August 13, 2014 6:07 am

phlogiston says
Just now it seems to be neither warming nor cooling.
henry says
that it just plain wrong. That was one [luke] warmist’s idea to keep the money rolling [into his pocket]
Clearly it is either cooling or warming. There is no pause. I have proven this scientifically from my tables. All three of my data sets show that we started cooling just before the new millennium.
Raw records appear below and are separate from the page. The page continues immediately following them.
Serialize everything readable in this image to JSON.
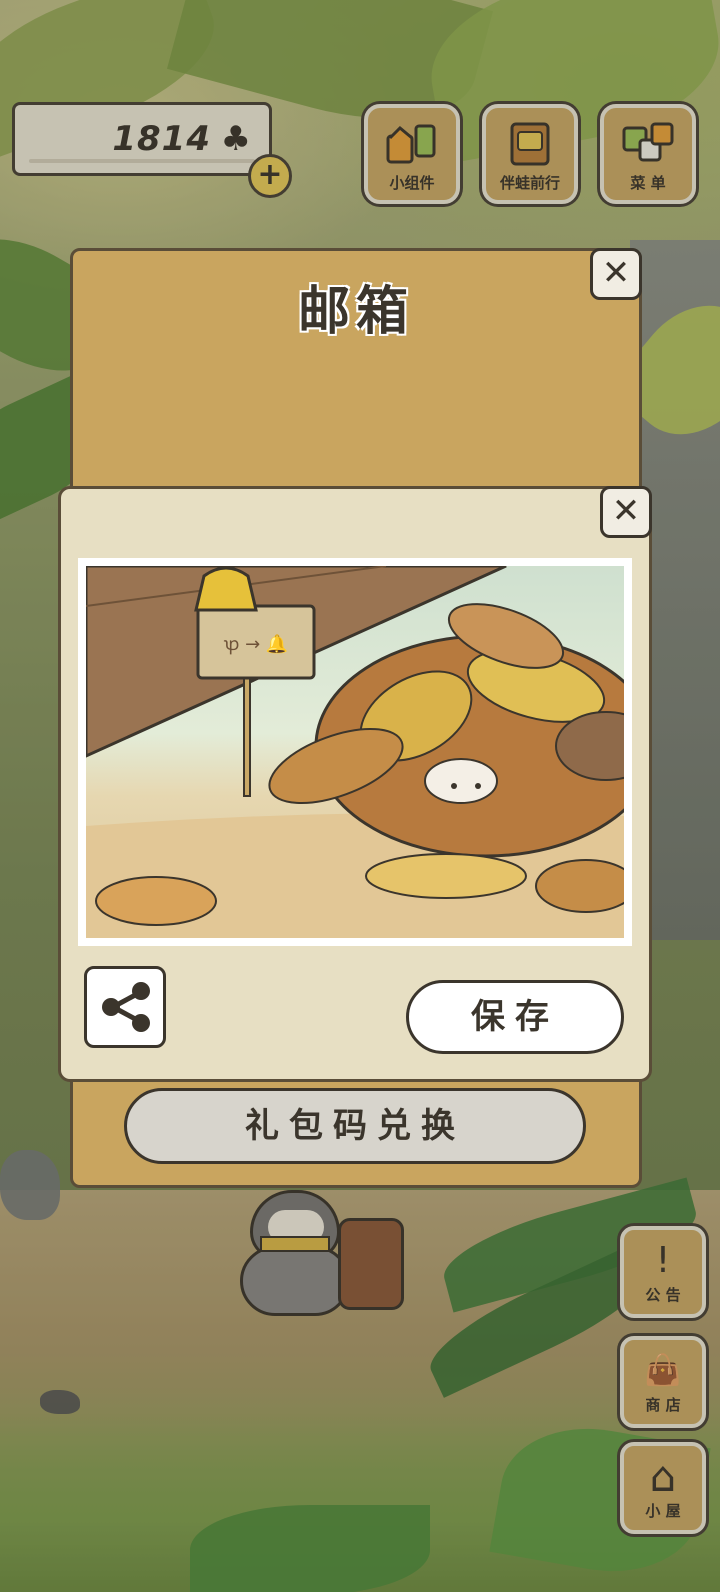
{
  "hud": {
    "clover_count": "1814",
    "clover_symbol": "♣",
    "plus_label": "+",
    "buttons": [
      {
        "label": "小组件",
        "icon": "widget-icon"
      },
      {
        "label": "伴蛙前行",
        "icon": "journey-icon"
      },
      {
        "label": "菜 单",
        "icon": "menu-icon"
      }
    ],
    "side_buttons": [
      {
        "label": "公 告",
        "icon": "announcement-icon",
        "glyph": "!"
      },
      {
        "label": "商 店",
        "icon": "shop-bag-icon",
        "glyph": "👜"
      },
      {
        "label": "小 屋",
        "icon": "house-icon",
        "glyph": "⌂"
      }
    ]
  },
  "mailbox": {
    "title": "邮箱",
    "close": "✕",
    "redeem_label": "礼包码兑换"
  },
  "photo_popup": {
    "close": "✕",
    "save_label": "保存",
    "share_icon": "share-icon",
    "sign_text": "ꝕ → 🔔"
  },
  "colors": {
    "panel": "#c9a55f",
    "card": "#e7dfc3",
    "outline": "#3b352c",
    "hud_button": "#c9a866"
  }
}
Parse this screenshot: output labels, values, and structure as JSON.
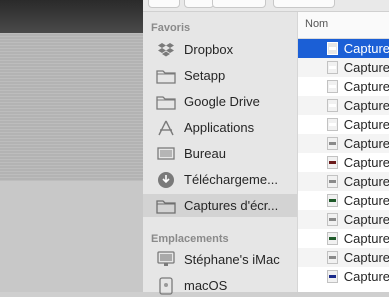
{
  "sidebar": {
    "favorites_title": "Favoris",
    "favorites": [
      {
        "label": "Dropbox",
        "icon": "dropbox-icon"
      },
      {
        "label": "Setapp",
        "icon": "folder-icon"
      },
      {
        "label": "Google Drive",
        "icon": "folder-icon"
      },
      {
        "label": "Applications",
        "icon": "applications-icon"
      },
      {
        "label": "Bureau",
        "icon": "desktop-icon"
      },
      {
        "label": "Téléchargeme...",
        "icon": "downloads-icon"
      },
      {
        "label": "Captures d'écr...",
        "icon": "folder-icon",
        "selected": true
      }
    ],
    "locations_title": "Emplacements",
    "locations": [
      {
        "label": "Stéphane's iMac",
        "icon": "imac-icon"
      },
      {
        "label": "macOS",
        "icon": "disk-icon"
      }
    ]
  },
  "list": {
    "column_name": "Nom",
    "rows": [
      {
        "name": "Capture",
        "selected": true,
        "thumb": "#ffffff"
      },
      {
        "name": "Capture",
        "thumb": "#ffffff"
      },
      {
        "name": "Capture",
        "thumb": "#ffffff"
      },
      {
        "name": "Capture",
        "thumb": "#ffffff"
      },
      {
        "name": "Capture",
        "thumb": "#ffffff"
      },
      {
        "name": "Capture",
        "thumb": "#8a8a8a"
      },
      {
        "name": "Capture",
        "thumb": "#6b1a1a"
      },
      {
        "name": "Capture",
        "thumb": "#8a8a8a"
      },
      {
        "name": "Capture",
        "thumb": "#1f5a2a"
      },
      {
        "name": "Capture",
        "thumb": "#8a8a8a"
      },
      {
        "name": "Capture",
        "thumb": "#1f5a2a"
      },
      {
        "name": "Capture",
        "thumb": "#8a8a8a"
      },
      {
        "name": "Capture",
        "thumb": "#1a2a8a"
      }
    ]
  }
}
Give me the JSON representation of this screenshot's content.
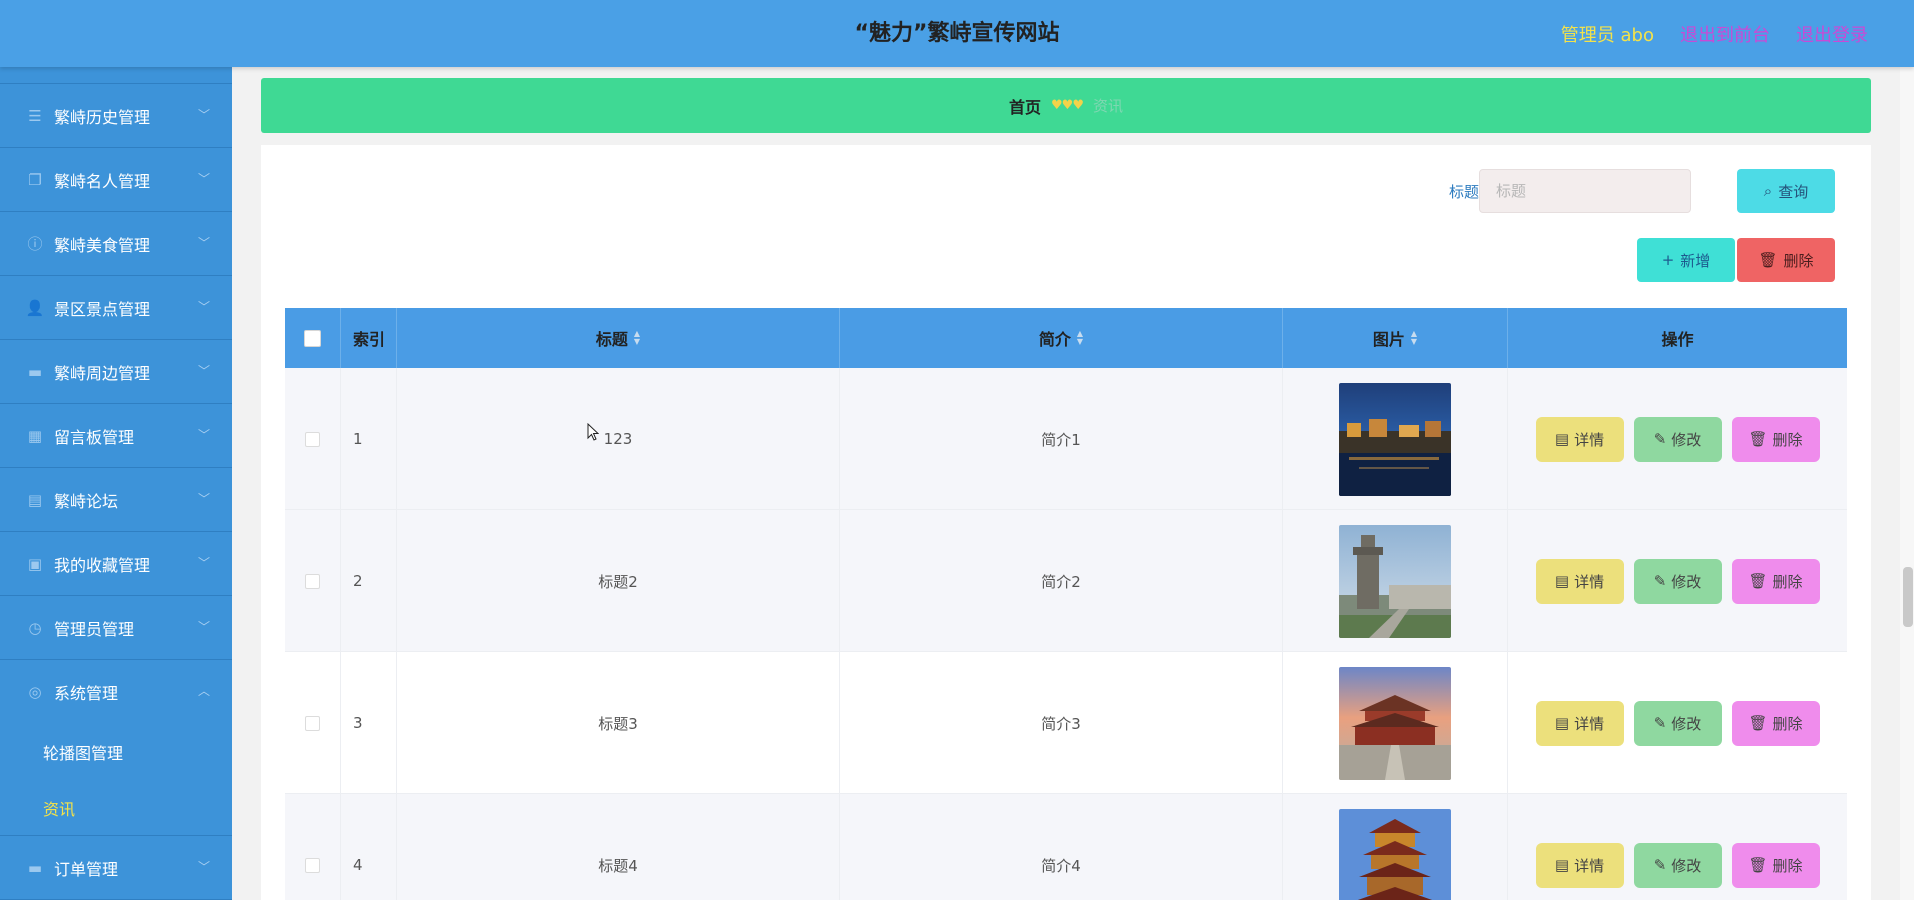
{
  "header": {
    "title": "“魅力”繁峙宣传网站",
    "user": "管理员 abo",
    "front_link": "退出到前台",
    "logout_link": "退出登录"
  },
  "sidebar": {
    "items": [
      {
        "label": "繁峙历史管理",
        "icon": "list-icon"
      },
      {
        "label": "繁峙名人管理",
        "icon": "copy-icon"
      },
      {
        "label": "繁峙美食管理",
        "icon": "info-icon"
      },
      {
        "label": "景区景点管理",
        "icon": "user-icon"
      },
      {
        "label": "繁峙周边管理",
        "icon": "monitor-icon"
      },
      {
        "label": "留言板管理",
        "icon": "building-icon"
      },
      {
        "label": "繁峙论坛",
        "icon": "clipboard-icon"
      },
      {
        "label": "我的收藏管理",
        "icon": "inbox-icon"
      },
      {
        "label": "管理员管理",
        "icon": "clock-icon"
      },
      {
        "label": "系统管理",
        "icon": "gear-icon"
      }
    ],
    "sub_items": [
      {
        "label": "轮播图管理"
      },
      {
        "label": "资讯"
      }
    ],
    "last_item": {
      "label": "订单管理",
      "icon": "monitor-icon"
    }
  },
  "breadcrumb": {
    "home": "首页",
    "current": "资讯"
  },
  "search": {
    "label": "标题",
    "placeholder": "标题",
    "button": "查询"
  },
  "actions": {
    "add": "新增",
    "delete": "删除"
  },
  "table": {
    "headers": {
      "index": "索引",
      "title": "标题",
      "intro": "简介",
      "image": "图片",
      "ops": "操作"
    },
    "rows": [
      {
        "index": "1",
        "title": "123",
        "intro": "简介1"
      },
      {
        "index": "2",
        "title": "标题2",
        "intro": "简介2"
      },
      {
        "index": "3",
        "title": "标题3",
        "intro": "简介3"
      },
      {
        "index": "4",
        "title": "标题4",
        "intro": "简介4"
      }
    ],
    "ops": {
      "detail": "详情",
      "edit": "修改",
      "remove": "删除"
    }
  },
  "colors": {
    "header_bg": "#4aa0e6",
    "sidebar_bg": "#3d93d9",
    "breadcrumb_bg": "#3fd994",
    "accent_yellow": "#f3e24a",
    "link_purple": "#c94ad6"
  }
}
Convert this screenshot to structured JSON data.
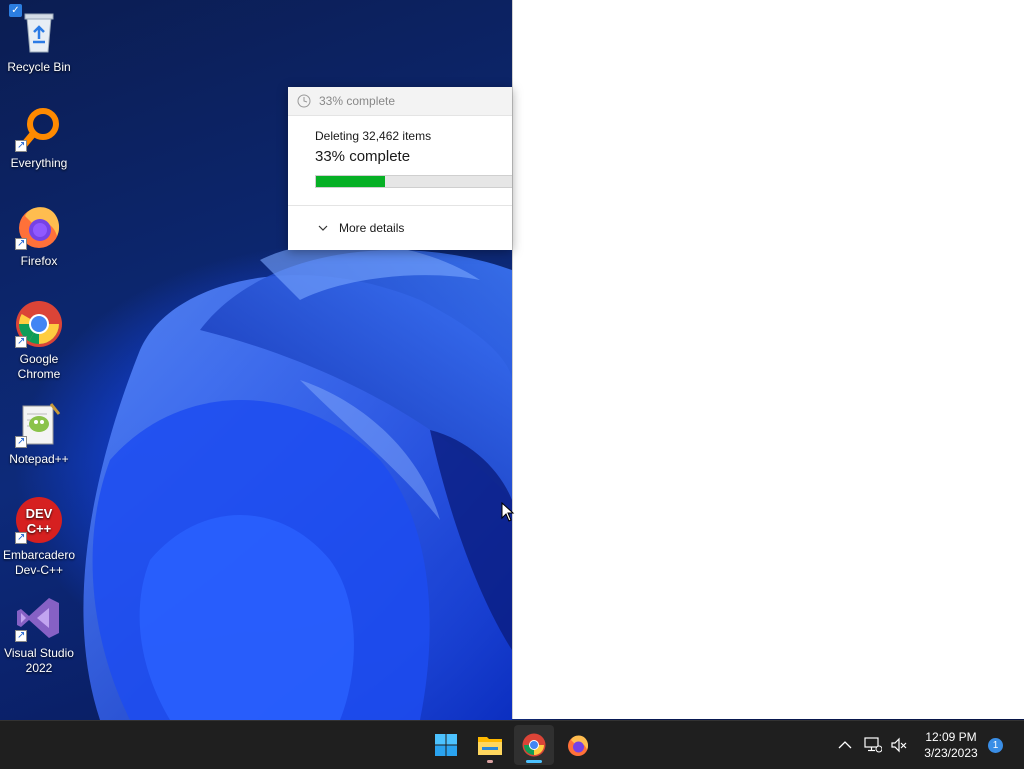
{
  "desktop": {
    "icons": [
      {
        "label": "Recycle Bin",
        "icon": "recycle-bin-icon"
      },
      {
        "label": "Everything",
        "icon": "everything-search-icon"
      },
      {
        "label": "Firefox",
        "icon": "firefox-icon"
      },
      {
        "label": "Google Chrome",
        "icon": "chrome-icon"
      },
      {
        "label": "Notepad++",
        "icon": "notepad-plus-plus-icon"
      },
      {
        "label": "Embarcadero Dev-C++",
        "icon": "dev-cpp-icon"
      },
      {
        "label": "Visual Studio 2022",
        "icon": "visual-studio-icon"
      }
    ]
  },
  "progress_dialog": {
    "title": "33% complete",
    "status": "Deleting 32,462 items",
    "percent_text": "33% complete",
    "progress_value": 0.33,
    "progress_color": "#06b025",
    "more_details": "More details"
  },
  "taskbar": {
    "apps": [
      {
        "name": "start",
        "icon": "windows-start-icon"
      },
      {
        "name": "file-explorer",
        "icon": "folder-icon"
      },
      {
        "name": "chrome",
        "icon": "chrome-icon",
        "active": true
      },
      {
        "name": "firefox",
        "icon": "firefox-icon"
      }
    ],
    "tray": {
      "time": "12:09 PM",
      "date": "3/23/2023",
      "notification_count": "1"
    }
  },
  "colors": {
    "taskbar_bg": "#1f1f1f",
    "accent_blue": "#3a8ee6",
    "progress_green": "#06b025"
  }
}
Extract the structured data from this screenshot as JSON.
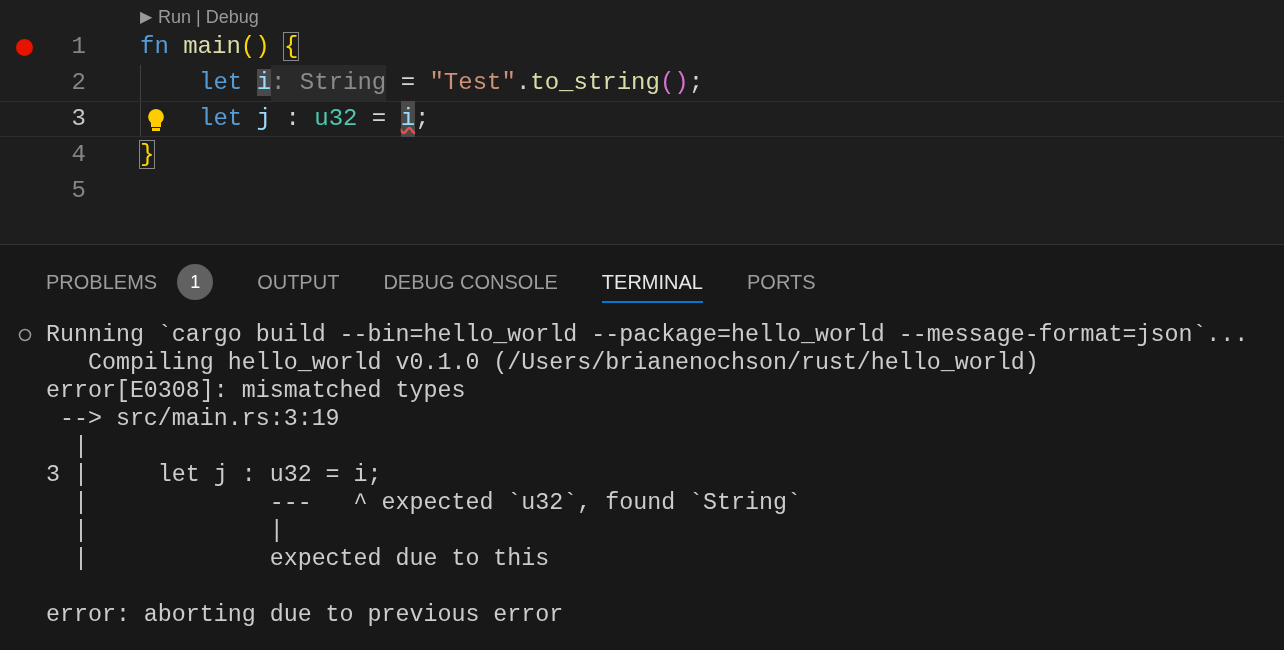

http://blogs.24.com/henryp/files/2013/02/henryspooltableNEWc.pdf
If you want to duplicate my experiment [in case you do not trust me ]
please be my guest.
My sampling technique is described here:
http://blogs.24.com/henryp/2013/02/21/henrys-pool-tables-on-global-warmingcooling/
Note the last graph below the third table. IF there were any warming due to more GHG it should show by rising minimum temperatures and more chaos i.e. Rsquare<1. However, I find there is 100% correlation for the deceleration of minima. That means that I can tell you exactly what the rate of global warming and cooling was in K/annum, [for minimum temperatures], at any point during the past 40 years. So AGW must be 0.000K/annum?
So I fixed that problem. There is no AGW.
My bet is that in history AGW will go down as a scientific erroneous theory, just like the Phlogiston theory.